En 33 pages, dont 12 d’annexes, le document examine deux solutions principales : la récupération totale ou partielle des déchets ou leur confinement définitif.

« La réversibilité totale des déchets enfouis à Stocamine doit êtres exclue », explique Marc Caffet, directeur de la stratégie des Ecoles des mines, qui a dirigé l’étude. En cause, la sécurité des équipes chargées des travaux. En effet, « le massif de sel, soumis à un phénomène de fluage en raison de son comportement viscoplastique, s’est déjà refermé sur les colis de déchets stockés dans les galeries souterraines, rendant très délicate et vraisemblablement dangereuse leur extraction », précise l’ancienne Drire Rhône-Alpes. Le coût de l’opération se situe entre 60 et 80 millions d’euros.

L’enfouissement définitif des 44.000 tonnes de déchets (dans le JDLE), stockés en fond de mine, semble être la voie à privilégier.

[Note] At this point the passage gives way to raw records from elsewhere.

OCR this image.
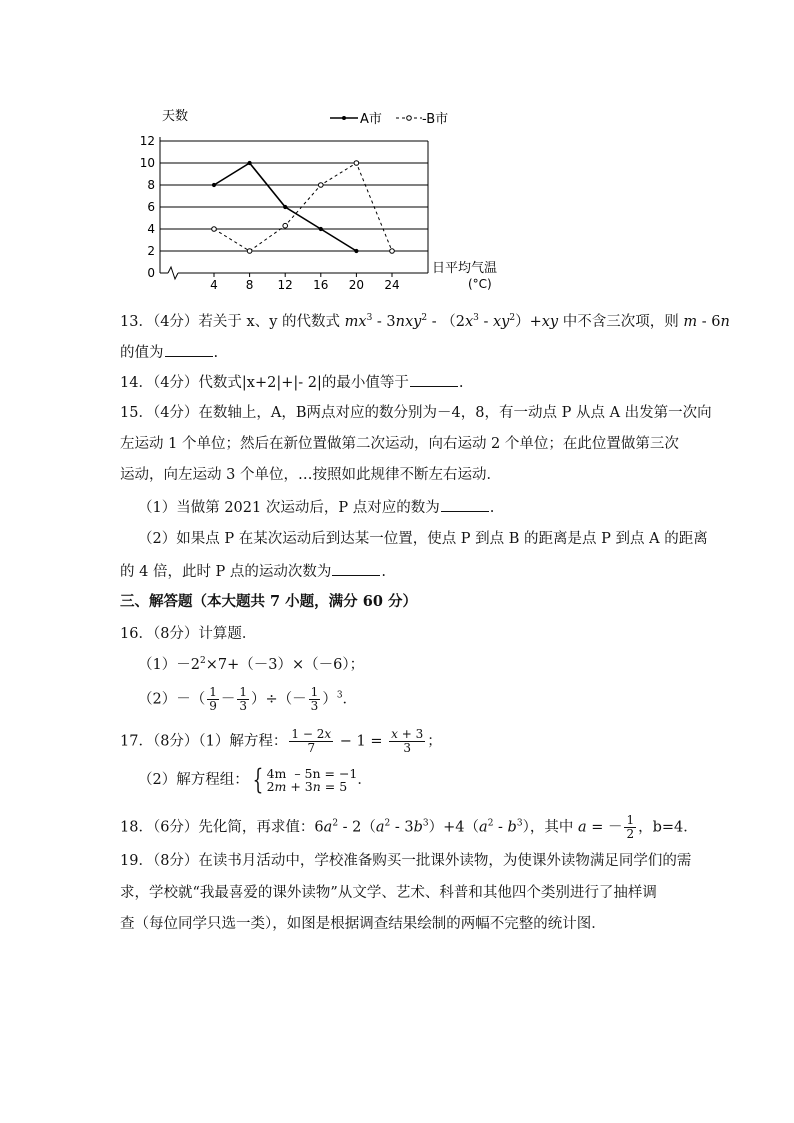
天数
0
2
4
6
8
10
12
4 8 12 16 20 24
日平均气温
(°C)
A市	-B市
13．（4分）若关于 x、y 的代数式 $mx^3 - 3nxy^2 - (2x^3 - xy^2)+xy$ 中不含三次项，则 m - 6n
的值为	.
14．（4分）代数式|x+2|+|- 2|的最小值等于	.
15．（4分）在数轴上，A，B两点对应的数分别为－4，8，有一动点 P 从点 A 出发第一次向
左运动 1 个单位；然后在新位置做第二次运动，向右运动 2 个单位；在此位置做第三次
运动，向左运动 3 个单位，…按照如此规律不断左右运动．
（1）当做第 2021 次运动后，P 点对应的数为	.
（2）如果点 P 在某次运动后到达某一位置，使点 P 到点 B 的距离是点 P 到点 A 的距离
的 4 倍，此时 P 点的运动次数为	.
三、解答题（本大题共 7 小题，满分 60 分）
16．（8分）计算题．
$(1)-2^2\times 7+(-3)\times(-6)$；
$(2)-( \frac{1}{9} - \frac{1}{3}$ ）÷（－ $\frac{1}{3} )^3$．
17．（8分）（1）解方程： $\frac{1 - 2x}{7} - 1 = \frac{x + 3}{3}$ ；
（2）解方程组： { 4m  – 5n = −1
2m + 3n = 5 ．
18．（6分）先化简，再求值：$6a^2 - 2(a^2 - 3b^3)+4(a^2 - b^3)$，其中 a = － $\frac{1}{2}$ ，b=4．
19．（8分）在读书月活动中，学校准备购买一批课外读物，为使课外读物满足同学们的需
求，学校就“我最喜爱的课外读物”从文学、艺术、科普和其他四个类别进行了抽样调
查（每位同学只选一类），如图是根据调查结果绘制的两幅不完整的统计图．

Cependant, la méthode comporte également des inconvénients. Si elles ne sont plus pompées, les eaux infiltrées risquent de noyer les galeries de la mine et d’être polluées par les déchets (horizon de 100 à 150 ans). En remontant par les puits qui desservent le stockage, l’eau pourrait contaminer les nappes (d’ici environ 600 ans). Coût estimé : entre 20 à 25 M€.

Les rapporteurs du projet précisent que ces questions devront faire l’objet d’une analyse par un tiers expert.



[1] Stocamine, filiale à 68 % des Mines de potasse d'Alsace (MDPA) et à 32 % du Groupe Séché, a stocké 44.000 tonnes de déchets ultimes entre 1999 et 2002. En 2002, un incendie lié aux déchets a exposé une centaine de salariés à des fumées toxiques pendant deux mois.